『陰陽師
夢枕 獏

まっさらな照明器具の光のもとに、すべてさらけ出されてしまう現代の夜と違い、あちらこちらに得体の知れない闇が広がっていたであろう、平安の都。人々の想像力はどんなであったのでしょう?
百鬼夜行、鬼・・・ おどろおどろしい怪異現象を飄然たる面持ちのまま、ときほぐして行く安倍晴明。豊かな雅楽の才そのままに、熱い情を持つ源博雅。ふたりが 折々の季節に、清明の家の庭を愛でながら酒を酌み交わすシーンが、いつもながらなんとも風流で・・・
「行こう」「行こう」と声かけあって、さまざまな心の鬼を成仏させに出かける晴明と博雅。
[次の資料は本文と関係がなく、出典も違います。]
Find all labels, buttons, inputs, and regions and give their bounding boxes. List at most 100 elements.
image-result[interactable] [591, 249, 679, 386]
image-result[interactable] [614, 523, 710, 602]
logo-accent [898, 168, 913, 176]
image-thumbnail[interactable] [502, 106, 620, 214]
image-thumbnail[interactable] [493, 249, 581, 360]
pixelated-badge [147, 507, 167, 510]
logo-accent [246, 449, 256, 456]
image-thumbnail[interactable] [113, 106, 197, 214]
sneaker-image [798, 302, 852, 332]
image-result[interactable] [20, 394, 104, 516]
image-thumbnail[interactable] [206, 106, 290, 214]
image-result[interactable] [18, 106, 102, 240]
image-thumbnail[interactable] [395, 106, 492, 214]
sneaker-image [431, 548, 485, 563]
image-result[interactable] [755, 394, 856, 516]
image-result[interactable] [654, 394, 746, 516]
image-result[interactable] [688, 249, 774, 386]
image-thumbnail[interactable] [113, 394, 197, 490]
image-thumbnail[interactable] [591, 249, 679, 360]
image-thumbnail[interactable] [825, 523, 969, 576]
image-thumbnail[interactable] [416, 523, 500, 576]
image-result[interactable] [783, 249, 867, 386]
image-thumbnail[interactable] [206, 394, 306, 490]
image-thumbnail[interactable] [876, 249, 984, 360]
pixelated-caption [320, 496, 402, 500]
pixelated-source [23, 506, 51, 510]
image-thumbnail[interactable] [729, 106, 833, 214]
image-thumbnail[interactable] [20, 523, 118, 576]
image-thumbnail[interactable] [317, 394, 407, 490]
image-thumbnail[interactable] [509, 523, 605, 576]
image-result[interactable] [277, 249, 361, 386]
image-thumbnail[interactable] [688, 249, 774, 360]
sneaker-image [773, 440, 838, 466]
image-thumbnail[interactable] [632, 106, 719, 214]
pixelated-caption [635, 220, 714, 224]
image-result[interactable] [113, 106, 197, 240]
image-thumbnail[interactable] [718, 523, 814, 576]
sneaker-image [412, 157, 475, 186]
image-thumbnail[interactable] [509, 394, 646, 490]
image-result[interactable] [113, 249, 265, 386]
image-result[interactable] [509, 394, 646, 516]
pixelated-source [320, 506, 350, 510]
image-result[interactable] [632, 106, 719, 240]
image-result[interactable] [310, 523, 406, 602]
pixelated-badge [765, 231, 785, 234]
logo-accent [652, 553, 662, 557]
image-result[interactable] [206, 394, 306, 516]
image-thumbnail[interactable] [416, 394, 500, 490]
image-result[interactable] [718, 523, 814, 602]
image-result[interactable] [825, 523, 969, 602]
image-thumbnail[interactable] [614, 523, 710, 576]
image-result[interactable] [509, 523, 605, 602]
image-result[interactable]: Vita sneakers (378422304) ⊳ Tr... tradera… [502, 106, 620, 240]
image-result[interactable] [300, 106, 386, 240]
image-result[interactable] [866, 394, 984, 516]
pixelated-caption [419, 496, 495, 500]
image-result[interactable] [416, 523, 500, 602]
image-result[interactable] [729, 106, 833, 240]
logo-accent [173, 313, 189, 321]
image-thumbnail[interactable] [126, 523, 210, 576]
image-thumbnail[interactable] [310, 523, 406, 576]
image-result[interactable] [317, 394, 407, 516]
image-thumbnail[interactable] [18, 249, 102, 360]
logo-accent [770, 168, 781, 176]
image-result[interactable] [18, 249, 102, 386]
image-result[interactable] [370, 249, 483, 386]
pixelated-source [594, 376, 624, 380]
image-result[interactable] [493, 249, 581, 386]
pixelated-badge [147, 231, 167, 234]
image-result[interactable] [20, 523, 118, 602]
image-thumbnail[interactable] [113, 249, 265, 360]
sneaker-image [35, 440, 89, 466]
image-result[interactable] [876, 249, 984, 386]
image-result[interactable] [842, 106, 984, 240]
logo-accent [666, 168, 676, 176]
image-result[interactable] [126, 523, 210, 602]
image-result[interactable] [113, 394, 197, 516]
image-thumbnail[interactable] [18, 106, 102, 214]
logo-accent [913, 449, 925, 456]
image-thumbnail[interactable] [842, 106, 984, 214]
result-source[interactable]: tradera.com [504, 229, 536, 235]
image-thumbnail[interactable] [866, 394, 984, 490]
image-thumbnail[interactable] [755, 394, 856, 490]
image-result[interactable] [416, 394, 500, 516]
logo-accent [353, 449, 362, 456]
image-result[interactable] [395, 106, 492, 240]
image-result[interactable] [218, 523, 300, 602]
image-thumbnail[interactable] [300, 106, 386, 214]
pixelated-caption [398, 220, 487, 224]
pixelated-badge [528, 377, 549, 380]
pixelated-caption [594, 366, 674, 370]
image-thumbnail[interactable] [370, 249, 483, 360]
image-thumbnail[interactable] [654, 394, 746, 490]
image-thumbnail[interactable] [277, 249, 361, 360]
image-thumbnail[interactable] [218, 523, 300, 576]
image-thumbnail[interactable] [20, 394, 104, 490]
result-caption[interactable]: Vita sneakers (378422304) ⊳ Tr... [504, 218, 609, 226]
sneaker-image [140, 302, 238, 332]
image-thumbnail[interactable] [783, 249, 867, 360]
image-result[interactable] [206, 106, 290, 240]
さて、ふたりの心には鬼は住まないのかしらん、などとよけいなことを考えたり・・・してはいけませんね(笑)
『陰陽師』はいわゆる短編集と言った作りなのですが、夢枕さんご自身は一番好きな話は「鬼小町」だと、ある本に書かれていました。
絶世の美人と言われた歌人、小野小町。そしてその小町に百夜通いを約束しながら九十九夜目に死んでしまった深草少将。死してなお、夢をあきらめきれないふたりの、哀しい情念をみつめる晴明のまなざしにやさしさが感じられて、私も好きな話です。
それぞれに、深い想いを抱く人々が登場し、その闇を祓う晴明と博雅がいて・・・いつしか万華鏡のような不思議な世界に迷い込んでしまいます。